失った翼の代わりに、生命の奔流が背骨を駆け抜ける。
奈落へ落ちていくアザゼルの視界の端、玉座のソロモンが初めて眉をひそめたのが見えた。
「アザゼル……貴様、何を……」
アザゼルは虚空へ投げ出されながら、力の限りに叫んだ。
「見ているがいい、ソロモン!! 俺はただでは死なん! いつか必ず這い上がり、お前のそのすました顔を恐怖で歪ませてやる!!」
光の世界が遠ざかり、闇が彼を飲み込んだ。
***
ドスンッ!!
巨大な衝撃と共に、アザゼルは荒野に叩きつけられた。
全身の骨が軋み、翼を失った背中からは鮮血が止めどなく溢れ出す。
「はっ……はっ……」
激痛に霞む視界。
乾いた大地。

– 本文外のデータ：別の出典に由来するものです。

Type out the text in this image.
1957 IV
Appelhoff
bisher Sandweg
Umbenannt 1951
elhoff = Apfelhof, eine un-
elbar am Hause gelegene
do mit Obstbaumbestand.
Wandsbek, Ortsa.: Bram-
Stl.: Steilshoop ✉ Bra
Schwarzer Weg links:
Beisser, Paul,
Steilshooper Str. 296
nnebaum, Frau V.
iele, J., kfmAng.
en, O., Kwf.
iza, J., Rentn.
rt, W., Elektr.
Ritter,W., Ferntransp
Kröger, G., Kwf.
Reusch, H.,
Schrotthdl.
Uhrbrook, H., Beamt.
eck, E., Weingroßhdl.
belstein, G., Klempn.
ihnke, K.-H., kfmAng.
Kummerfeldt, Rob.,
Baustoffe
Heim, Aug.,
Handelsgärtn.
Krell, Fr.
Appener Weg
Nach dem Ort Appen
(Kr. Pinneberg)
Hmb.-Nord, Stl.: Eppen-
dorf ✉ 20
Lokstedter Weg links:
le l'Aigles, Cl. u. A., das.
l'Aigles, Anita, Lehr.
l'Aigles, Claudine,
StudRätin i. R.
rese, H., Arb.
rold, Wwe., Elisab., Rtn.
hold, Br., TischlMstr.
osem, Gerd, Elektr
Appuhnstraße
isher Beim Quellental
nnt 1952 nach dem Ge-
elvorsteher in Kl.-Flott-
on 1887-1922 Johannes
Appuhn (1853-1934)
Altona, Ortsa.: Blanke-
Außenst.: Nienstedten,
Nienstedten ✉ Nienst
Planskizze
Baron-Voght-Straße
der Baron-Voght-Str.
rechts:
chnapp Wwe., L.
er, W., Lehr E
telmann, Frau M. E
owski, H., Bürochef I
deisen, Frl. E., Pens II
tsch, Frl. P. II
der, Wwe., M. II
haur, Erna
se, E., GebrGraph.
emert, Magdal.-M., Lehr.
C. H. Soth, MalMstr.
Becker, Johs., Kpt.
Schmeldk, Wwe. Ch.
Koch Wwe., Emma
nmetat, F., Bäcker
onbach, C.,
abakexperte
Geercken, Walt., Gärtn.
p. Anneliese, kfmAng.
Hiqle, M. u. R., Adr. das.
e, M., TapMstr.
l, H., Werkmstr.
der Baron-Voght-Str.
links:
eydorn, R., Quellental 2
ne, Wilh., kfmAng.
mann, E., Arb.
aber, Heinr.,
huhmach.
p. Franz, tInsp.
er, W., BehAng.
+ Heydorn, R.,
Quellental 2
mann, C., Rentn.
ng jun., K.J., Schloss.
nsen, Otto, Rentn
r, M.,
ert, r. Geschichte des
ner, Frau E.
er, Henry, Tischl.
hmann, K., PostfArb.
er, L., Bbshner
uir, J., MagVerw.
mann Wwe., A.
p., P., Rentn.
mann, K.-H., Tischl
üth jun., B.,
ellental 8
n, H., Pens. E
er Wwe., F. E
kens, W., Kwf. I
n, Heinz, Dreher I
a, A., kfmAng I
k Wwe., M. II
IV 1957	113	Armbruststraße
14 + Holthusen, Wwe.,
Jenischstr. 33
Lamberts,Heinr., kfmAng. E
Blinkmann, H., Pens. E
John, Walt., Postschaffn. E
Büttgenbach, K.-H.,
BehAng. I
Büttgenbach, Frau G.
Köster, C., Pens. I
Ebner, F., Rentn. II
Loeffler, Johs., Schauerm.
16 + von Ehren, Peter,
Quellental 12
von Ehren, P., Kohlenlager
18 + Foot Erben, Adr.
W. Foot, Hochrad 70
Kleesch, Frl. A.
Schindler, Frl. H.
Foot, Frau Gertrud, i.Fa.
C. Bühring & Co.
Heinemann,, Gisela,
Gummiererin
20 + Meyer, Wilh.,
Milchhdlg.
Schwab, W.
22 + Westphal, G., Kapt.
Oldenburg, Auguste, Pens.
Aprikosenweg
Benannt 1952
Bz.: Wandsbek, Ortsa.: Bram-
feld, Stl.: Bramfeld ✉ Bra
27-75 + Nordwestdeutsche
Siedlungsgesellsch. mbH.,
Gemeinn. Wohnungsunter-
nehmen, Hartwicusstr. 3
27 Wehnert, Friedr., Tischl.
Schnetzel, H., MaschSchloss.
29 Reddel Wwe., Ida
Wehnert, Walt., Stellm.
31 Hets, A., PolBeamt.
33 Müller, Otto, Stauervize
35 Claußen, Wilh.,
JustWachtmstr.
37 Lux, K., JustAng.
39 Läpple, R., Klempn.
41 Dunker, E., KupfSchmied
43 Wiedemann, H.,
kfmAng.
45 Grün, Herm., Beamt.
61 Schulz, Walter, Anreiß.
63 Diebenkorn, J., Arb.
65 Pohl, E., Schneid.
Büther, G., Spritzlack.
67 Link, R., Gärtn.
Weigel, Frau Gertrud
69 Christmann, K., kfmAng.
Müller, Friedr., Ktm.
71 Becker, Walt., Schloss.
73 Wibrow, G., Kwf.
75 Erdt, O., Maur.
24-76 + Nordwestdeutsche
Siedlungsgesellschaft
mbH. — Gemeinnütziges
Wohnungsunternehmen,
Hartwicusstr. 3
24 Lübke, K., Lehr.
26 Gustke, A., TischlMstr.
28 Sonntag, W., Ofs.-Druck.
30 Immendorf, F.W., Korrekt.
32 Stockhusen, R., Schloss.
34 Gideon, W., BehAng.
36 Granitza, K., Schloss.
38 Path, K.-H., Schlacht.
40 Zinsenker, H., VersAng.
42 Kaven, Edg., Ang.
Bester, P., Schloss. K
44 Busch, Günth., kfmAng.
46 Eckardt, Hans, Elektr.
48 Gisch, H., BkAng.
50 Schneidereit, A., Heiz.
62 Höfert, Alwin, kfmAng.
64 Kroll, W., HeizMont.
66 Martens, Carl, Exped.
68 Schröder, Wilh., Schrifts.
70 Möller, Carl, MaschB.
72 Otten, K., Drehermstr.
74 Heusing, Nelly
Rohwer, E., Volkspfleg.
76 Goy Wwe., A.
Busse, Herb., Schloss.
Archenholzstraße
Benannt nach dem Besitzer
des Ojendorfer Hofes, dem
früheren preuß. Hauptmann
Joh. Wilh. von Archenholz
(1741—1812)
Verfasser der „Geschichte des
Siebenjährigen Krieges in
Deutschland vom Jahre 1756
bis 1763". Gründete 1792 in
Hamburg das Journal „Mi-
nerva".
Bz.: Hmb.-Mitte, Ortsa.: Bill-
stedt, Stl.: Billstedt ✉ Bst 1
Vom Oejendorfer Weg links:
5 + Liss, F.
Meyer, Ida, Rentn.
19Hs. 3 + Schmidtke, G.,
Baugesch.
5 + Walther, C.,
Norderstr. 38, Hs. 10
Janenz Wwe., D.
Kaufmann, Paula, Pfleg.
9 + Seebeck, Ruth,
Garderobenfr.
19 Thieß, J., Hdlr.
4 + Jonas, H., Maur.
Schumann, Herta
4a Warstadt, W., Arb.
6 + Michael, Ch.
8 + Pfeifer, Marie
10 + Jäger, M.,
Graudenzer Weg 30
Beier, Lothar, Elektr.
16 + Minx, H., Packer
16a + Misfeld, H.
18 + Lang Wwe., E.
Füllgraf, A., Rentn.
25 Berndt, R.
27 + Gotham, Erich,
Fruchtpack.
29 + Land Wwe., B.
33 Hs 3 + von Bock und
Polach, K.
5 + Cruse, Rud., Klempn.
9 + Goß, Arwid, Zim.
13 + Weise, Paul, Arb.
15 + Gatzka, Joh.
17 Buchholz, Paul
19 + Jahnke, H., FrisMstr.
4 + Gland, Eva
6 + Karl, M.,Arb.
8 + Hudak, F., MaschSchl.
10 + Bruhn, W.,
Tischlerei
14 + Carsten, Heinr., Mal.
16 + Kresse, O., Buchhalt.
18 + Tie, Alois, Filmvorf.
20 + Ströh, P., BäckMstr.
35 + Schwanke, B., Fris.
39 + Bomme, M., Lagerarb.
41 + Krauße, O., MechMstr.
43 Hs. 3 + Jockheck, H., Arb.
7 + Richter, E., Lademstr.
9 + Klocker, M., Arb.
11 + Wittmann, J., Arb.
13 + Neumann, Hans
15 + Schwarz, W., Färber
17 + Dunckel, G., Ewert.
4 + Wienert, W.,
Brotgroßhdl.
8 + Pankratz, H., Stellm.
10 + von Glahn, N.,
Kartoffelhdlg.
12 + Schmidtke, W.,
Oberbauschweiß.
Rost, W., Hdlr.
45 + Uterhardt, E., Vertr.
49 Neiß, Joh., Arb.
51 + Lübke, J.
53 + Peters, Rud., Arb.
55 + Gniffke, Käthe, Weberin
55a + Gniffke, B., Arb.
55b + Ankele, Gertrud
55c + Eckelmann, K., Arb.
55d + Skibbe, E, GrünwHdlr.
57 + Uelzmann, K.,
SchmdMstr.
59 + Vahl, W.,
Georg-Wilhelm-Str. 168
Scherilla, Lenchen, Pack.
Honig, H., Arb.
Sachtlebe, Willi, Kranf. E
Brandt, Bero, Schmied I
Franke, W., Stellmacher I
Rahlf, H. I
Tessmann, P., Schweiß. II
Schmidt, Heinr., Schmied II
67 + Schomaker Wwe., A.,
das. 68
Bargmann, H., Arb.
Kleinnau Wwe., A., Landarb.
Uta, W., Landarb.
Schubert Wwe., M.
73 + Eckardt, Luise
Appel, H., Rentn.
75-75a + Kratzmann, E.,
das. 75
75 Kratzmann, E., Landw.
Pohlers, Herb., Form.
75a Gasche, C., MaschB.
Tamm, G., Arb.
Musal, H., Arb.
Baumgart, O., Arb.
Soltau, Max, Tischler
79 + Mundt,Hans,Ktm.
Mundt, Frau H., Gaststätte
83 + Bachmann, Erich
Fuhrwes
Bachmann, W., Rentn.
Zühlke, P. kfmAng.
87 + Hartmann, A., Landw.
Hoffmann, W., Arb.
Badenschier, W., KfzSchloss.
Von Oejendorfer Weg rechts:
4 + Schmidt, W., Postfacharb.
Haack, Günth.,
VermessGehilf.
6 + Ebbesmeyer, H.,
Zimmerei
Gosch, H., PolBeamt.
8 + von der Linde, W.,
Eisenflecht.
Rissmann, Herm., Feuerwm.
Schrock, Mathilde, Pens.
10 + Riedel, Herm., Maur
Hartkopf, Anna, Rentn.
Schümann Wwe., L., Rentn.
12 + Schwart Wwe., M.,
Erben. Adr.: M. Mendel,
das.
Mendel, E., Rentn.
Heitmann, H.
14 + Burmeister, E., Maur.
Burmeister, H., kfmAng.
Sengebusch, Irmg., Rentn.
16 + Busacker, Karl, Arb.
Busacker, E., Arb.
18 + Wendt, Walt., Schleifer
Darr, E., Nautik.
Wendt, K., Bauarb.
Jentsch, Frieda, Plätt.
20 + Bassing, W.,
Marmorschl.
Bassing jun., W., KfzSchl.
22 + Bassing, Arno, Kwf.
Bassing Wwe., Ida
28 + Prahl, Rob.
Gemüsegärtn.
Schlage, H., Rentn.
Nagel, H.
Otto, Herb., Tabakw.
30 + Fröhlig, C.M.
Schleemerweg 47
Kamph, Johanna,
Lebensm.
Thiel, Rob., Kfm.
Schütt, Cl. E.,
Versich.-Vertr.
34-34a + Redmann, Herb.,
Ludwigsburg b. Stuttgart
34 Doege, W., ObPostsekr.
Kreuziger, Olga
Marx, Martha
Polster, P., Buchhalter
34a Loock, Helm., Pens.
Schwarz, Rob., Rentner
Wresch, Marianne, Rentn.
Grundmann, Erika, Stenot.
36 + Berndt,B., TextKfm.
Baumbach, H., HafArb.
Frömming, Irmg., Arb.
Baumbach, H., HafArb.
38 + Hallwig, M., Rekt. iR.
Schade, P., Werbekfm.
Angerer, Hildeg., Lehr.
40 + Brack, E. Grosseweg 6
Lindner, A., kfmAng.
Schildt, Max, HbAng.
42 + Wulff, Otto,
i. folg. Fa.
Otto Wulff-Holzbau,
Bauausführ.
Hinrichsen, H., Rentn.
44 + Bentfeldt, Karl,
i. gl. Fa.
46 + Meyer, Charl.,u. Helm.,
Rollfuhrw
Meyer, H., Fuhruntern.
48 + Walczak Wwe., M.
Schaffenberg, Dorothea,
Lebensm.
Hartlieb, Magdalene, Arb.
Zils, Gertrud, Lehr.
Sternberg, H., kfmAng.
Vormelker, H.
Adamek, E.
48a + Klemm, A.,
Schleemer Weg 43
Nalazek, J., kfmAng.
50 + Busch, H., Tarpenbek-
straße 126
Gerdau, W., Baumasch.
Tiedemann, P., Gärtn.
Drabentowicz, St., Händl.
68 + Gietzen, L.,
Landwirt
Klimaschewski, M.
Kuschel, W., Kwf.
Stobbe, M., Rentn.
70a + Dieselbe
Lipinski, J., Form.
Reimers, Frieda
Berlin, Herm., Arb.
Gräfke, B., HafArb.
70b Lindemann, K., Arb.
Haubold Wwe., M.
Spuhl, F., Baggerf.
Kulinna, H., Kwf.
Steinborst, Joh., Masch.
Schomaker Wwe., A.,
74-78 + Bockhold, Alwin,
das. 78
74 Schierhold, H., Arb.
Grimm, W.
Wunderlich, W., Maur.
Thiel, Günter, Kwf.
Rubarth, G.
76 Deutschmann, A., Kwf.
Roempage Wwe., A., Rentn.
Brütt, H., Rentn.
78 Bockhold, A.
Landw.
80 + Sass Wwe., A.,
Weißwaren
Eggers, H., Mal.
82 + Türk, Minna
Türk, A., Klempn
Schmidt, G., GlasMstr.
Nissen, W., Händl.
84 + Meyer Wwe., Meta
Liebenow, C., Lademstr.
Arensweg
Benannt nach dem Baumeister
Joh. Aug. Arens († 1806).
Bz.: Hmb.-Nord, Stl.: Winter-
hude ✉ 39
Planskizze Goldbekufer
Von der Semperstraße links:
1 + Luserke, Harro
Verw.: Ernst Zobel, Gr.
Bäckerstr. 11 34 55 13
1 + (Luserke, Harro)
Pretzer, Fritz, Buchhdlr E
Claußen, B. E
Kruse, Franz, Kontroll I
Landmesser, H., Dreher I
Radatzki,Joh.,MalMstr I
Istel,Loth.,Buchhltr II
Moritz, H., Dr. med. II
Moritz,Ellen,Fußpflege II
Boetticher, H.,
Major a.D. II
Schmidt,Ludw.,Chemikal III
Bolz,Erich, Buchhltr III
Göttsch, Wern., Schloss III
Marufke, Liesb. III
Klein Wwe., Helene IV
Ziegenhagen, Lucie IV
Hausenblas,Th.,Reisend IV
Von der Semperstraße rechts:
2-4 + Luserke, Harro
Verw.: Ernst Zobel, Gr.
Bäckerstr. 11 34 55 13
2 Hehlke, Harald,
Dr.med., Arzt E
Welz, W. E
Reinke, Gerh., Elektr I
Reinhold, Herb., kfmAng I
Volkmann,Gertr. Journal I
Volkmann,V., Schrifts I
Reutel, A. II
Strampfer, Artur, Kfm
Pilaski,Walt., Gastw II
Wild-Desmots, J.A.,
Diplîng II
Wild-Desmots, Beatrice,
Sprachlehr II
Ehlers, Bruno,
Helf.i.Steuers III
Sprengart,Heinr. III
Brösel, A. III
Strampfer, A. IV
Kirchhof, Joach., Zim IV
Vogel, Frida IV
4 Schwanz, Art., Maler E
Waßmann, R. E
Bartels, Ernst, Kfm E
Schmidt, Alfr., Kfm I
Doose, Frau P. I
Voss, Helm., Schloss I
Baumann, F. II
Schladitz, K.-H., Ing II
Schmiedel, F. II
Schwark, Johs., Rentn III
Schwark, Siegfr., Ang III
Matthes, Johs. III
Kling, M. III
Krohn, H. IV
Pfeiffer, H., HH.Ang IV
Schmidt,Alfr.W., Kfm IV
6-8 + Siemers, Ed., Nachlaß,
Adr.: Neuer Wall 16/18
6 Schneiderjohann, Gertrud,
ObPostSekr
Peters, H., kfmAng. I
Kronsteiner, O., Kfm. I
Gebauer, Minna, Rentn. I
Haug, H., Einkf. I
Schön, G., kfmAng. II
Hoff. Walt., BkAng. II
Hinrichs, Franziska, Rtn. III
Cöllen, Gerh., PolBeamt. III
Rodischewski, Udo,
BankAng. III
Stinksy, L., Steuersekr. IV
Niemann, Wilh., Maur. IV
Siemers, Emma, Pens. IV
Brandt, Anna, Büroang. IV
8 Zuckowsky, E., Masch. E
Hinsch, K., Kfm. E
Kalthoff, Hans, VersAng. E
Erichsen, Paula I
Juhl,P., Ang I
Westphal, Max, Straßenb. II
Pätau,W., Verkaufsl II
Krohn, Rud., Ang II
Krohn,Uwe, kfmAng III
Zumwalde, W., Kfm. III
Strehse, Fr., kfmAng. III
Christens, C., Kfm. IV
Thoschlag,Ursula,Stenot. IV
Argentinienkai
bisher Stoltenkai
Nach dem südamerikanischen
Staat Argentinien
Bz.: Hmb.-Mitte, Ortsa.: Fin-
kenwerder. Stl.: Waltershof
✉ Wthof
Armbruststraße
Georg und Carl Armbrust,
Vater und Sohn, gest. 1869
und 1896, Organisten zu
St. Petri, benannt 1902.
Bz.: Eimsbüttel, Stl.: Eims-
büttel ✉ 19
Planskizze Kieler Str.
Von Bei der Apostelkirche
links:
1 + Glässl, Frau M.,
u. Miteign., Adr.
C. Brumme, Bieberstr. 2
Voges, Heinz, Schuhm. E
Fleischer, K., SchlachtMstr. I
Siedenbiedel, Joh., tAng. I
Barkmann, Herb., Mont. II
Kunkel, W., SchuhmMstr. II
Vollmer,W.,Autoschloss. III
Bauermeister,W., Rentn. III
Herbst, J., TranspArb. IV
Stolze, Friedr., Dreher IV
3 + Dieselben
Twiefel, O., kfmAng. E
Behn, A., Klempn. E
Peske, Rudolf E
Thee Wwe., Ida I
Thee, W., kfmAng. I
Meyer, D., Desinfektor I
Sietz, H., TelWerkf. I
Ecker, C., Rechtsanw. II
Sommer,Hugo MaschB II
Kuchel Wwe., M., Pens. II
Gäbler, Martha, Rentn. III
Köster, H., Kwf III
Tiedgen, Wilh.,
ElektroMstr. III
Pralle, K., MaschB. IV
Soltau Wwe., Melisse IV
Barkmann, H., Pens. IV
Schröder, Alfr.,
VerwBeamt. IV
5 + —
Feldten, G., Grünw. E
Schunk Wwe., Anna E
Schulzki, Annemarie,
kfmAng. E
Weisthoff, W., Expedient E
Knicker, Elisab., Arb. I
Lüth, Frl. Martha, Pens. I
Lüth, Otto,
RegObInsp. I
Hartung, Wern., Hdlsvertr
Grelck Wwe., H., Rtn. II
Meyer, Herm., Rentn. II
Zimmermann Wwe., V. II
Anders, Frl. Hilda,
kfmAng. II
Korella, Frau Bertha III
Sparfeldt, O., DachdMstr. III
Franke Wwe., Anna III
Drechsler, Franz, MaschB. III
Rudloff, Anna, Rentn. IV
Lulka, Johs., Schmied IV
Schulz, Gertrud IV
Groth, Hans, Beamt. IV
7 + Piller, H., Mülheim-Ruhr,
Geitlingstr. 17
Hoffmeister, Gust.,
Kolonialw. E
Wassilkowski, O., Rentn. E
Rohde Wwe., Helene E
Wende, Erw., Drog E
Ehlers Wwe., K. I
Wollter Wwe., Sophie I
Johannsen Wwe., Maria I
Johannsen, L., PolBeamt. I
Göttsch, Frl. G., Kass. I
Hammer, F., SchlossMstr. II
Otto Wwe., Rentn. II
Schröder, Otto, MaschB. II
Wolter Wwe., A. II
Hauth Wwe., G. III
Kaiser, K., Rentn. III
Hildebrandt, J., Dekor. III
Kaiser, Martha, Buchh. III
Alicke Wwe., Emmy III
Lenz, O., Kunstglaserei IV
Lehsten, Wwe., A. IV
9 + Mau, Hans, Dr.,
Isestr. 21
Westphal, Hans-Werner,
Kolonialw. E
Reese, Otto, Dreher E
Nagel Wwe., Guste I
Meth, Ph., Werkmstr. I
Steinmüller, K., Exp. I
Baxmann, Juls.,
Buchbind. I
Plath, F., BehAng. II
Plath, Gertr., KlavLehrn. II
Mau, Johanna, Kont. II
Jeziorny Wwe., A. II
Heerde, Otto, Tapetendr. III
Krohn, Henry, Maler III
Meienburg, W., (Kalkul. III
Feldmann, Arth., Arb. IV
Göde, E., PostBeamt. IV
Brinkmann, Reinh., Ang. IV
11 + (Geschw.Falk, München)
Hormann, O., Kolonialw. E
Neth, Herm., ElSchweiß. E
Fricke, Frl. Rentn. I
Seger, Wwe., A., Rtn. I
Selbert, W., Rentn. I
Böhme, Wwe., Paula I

不毛の荒野。
彼は地を這い、血に濡れた手で土を掴んだ。
その時だ。
彼が触れた場所から、突如として緑の芽が吹き出した。
芽は瞬く間に成長し、茎を伸ばし、黄金の穂を実らせる。
「……?」
アザゼルが血を垂らして歩くたび、足跡から次々と「命」が芽吹いていく。
枯れ果てた荒野が、見る見るうちに黄金色の麦畑へと変わっていく。
風が吹いた。
黄金の波がざわめき、甘やかな実りの香りが漂う。
それは天界の冷たい美しさとは対極にある、力強く、温かい生命の光景だった。
アザゼルは理解した。
翼と引き換えに自分が手に入れたもの。
それは、不毛の地に命をもたらす、皮肉なほどの「豊穣」の力。
麦畑の中、血まみれの堕天使は立ち尽くす。
その背中にはもう翼はない。
だが、その翡翠の瞳は、かつてないほど鮮烈な野心の光を宿していた。
「……いいだろう」
アザゼルは歪んだ笑みを浮かべ、天を仰いだ。
「ここからが始まりだ。この穢れた大地で、俺が本当の『国』を創ってやる」
風が黄金の麦を揺らし、新たな王の誕生を祝福するようにざわめいた。